残念ながら、みかんが直接健康増進につながったということをきれいに示す科学的な根拠はありません。みかんには、風邪予防にいい、がんや心臓の病気から体を守ってくれるというようなイメージがあったかもしれませんが、そのような具体的な効果は実際のところは分かっていません。

ただし、それを示すのが難しいという現実もあります。みかんががん予防につながるかを調べるには、実際のところ、みかんを一定数食べた人と、みかんに似て非なる栄養のないみかんを食べた人とで比べて、がんが減ったということを示さなければなりませんが、そんな研究は現実的にはなかなかできません。

なので、最終的には「信じるものは救われる」としか言いようがありません。

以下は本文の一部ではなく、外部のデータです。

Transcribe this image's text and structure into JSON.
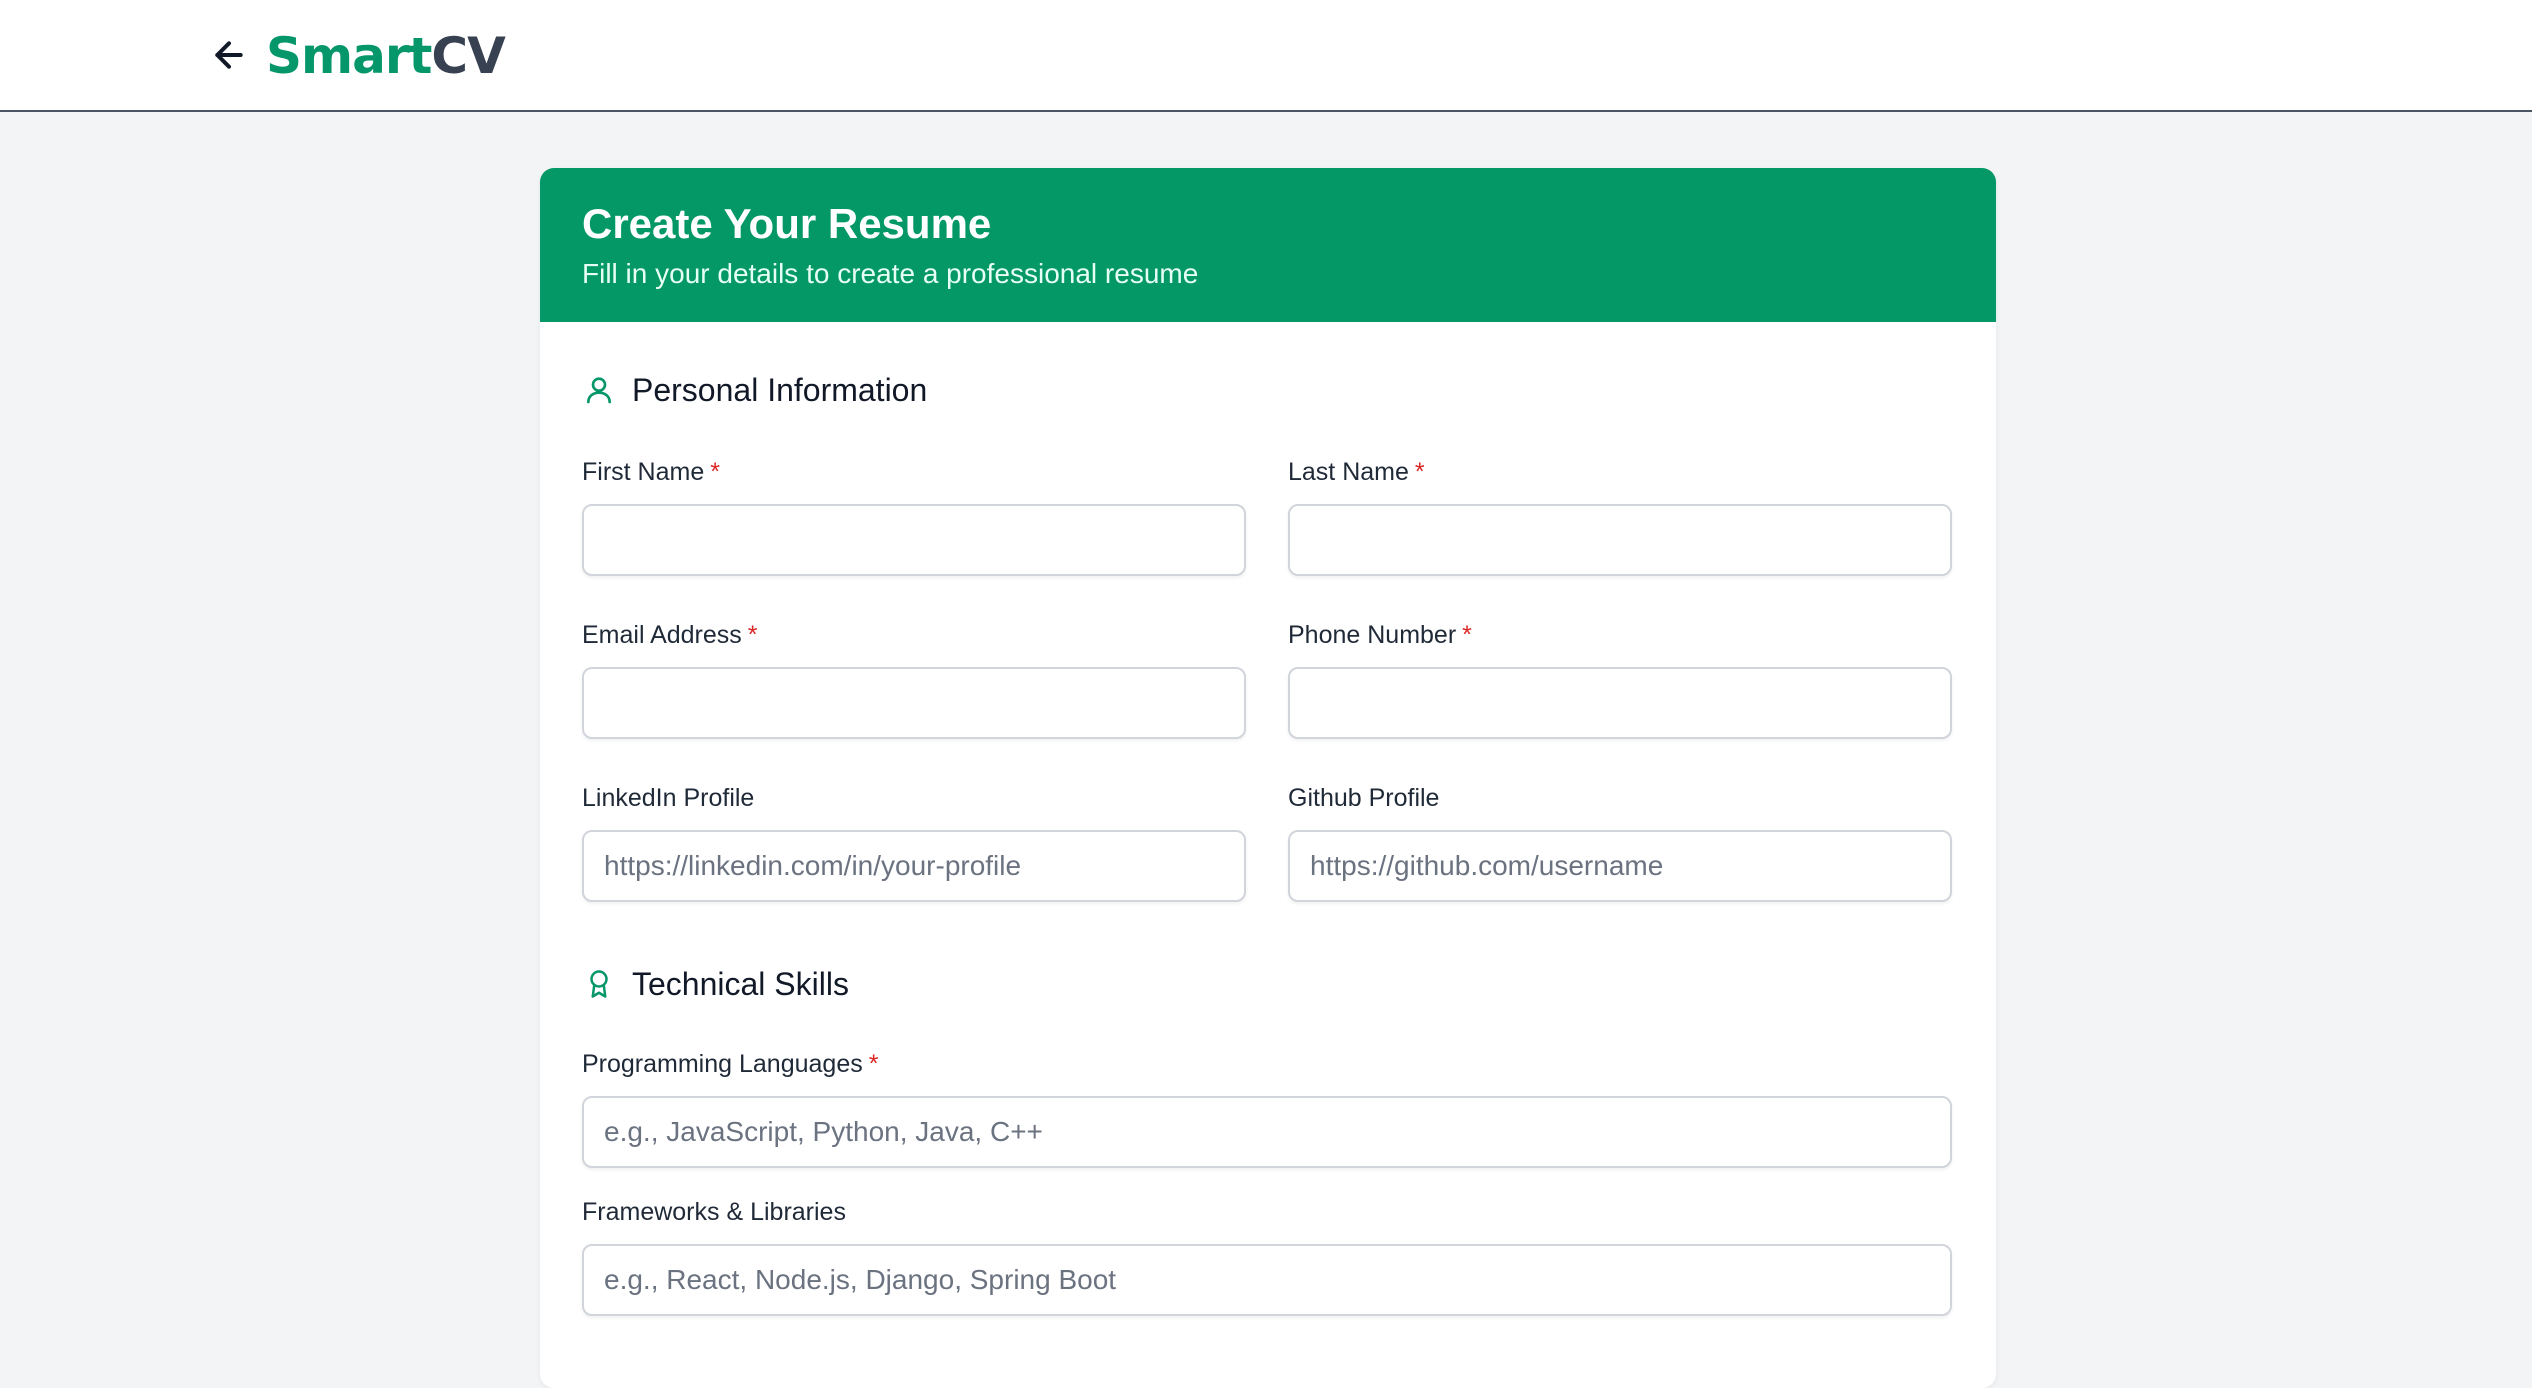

そして何より、多くの人が「健康にいいから食べている」というわけではないと思います。好きだから食べる、そして好きな物を食べる幸せは何ものにもかえがたい喜びの一つ。そういった意味では「健康によい」のではないでしょうか。     
 

 


【質問5】みかんが好きすぎるのですが、みかんは食べすぎても大丈夫ですか?
 

「食べすぎ」と言っても、ほとんどの場合には問題ないというのが端的な結論です。仮に一時的に過剰にとってしまったとしても、あなたの肝臓や腎臓がうまく適応して、過剰になった栄養素を処理してくれるからです。ただ、もちろん何事もバランスですから、みかんを信じられないほどたくさん食べれば健康被害も考えられます。ここでは、極端な例をいくつか考えてみたいと思います。


考えられるみかんの害(1) 腹痛、下痢、吐き気、嘔吐などの消化器症状が出る

食物繊維やビタミンは先にもご説明したように通常は「体によい」とされる栄養素ですが、これらも過剰にとれば害になりえます。

例えば、過剰なビタミンCは腹痛や下痢といった消化器症状を引き起こすことが知られています。最適なビタミンCの摂取量は1日当たり100mg程度(みかん3個分)と考えられています(参考3)が、過去の報告では、ビタミンCを1日で3gほど摂取すると下痢や腹痛といった症状が出る可能性が示唆されています(参考4)。つまり、みかんを90個ぐらい食べれば、下痢や腹痛の原因になる可能性が高まります。

ただ、いくらみかん好きでも、さすがに1日90個食べる方はいないのではないでしょうか。     


考えられるみかんの害(2) 尿管結石ができる

過剰なビタミンCは男性では尿管結石のリスクであることも報告されています(参考5)。なお、この研究で示されたのは、約10年間、1日あたりビタミン C 500mgを摂取していた人で尿路結石のリスクが増加していたということです。みかん3個でビタミンC 約100mgですので、毎日みかん15個を10年間食べ続ければ、リスクにつながることになりますが、これはなかなかのものです。

もちろんみかん以外からもビタミンCは摂取するわけですが、いくらか他の野菜や果物でとっているとしても、みかん約10個は食べ続けなければなりません。果物だけでリスクを増やすのはなかなかのものであると言えるのではないでしょうか。